Many students who are working professionals have families. “The asynchronous nature of it does make it a lot more accessible for people who can’t be tied to a particular schedule,” Mullane says.
While the age range of attendees runs from recent college grads to people in their 80s, the bulk of CORe attendees are college-aged to late 30s. Slightly more than half of attendees are from outside of the U.S.
As for paying for the CORe program, Mullane says a “pretty substantial” number of students receive compensation from their employers.
In interviews with past CORe participants conducted by Harvard, 80% reported it’s the best online business program they’ve taken and 65% said they’ve experienced more respect or influence in their workplace from having completed the program. Some 89% reported that their newly acquired skills were immediately applicable in the workplace, and 91% said they became more confident at work.
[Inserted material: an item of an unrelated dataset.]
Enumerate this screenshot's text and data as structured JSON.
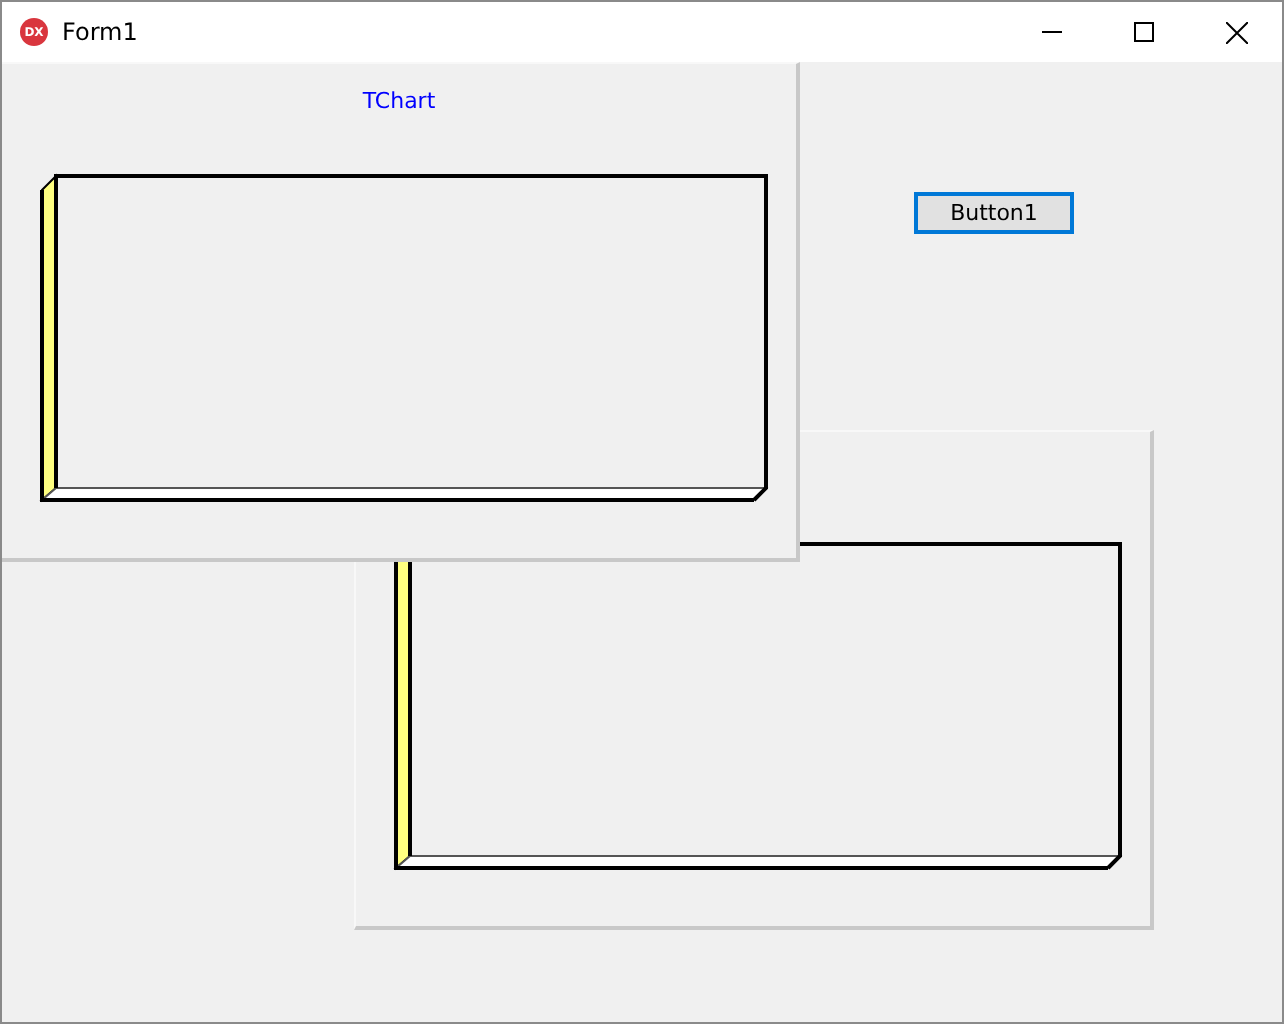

One such CORe graduate is Malachi Koop. A native of Nebraska, Koop initially wanted to be a pastor and attended a private bible college. After graduating, Koop decided he no longer wanted to be a pastor, but still wanted to help people through social enterprise, a term for an organization that attempts to help society while still making a profit.
Koop created Books for Chicago, a social enterprise venture that collected unwanted textbooks from colleges and universities and use proceeds from the sale to help nonprofit organizations in low-income areas of the city. Koop says the endeavor “failed pretty miserably,” in part because he didn’t have the business skills he needed.
“I heavily considered pursuing an MBA program but wasn’t sure if that was the right thing for me,” says Koop, who’s now a senior consultant at EY-Parthenon, a Boston-based global strategy consulting firm. “CORe helped to give me more experience with business concepts and allowed me to make the decision that getting an MBA was something I really wanted to do.”
Koop says the online business education market is “flooded with options, and a lot of them are really cheap,” but that he wasn’t sure they would have given him the same value and confidence in what he was learning.
“If you’re looking to just throw something on your resume and blow through it quickly, [CORe is] probably not an ideal fit,” he warns. “If you are looking to get engaged with the material and really increase your knowledge and skills, it’s a great program to pursue.”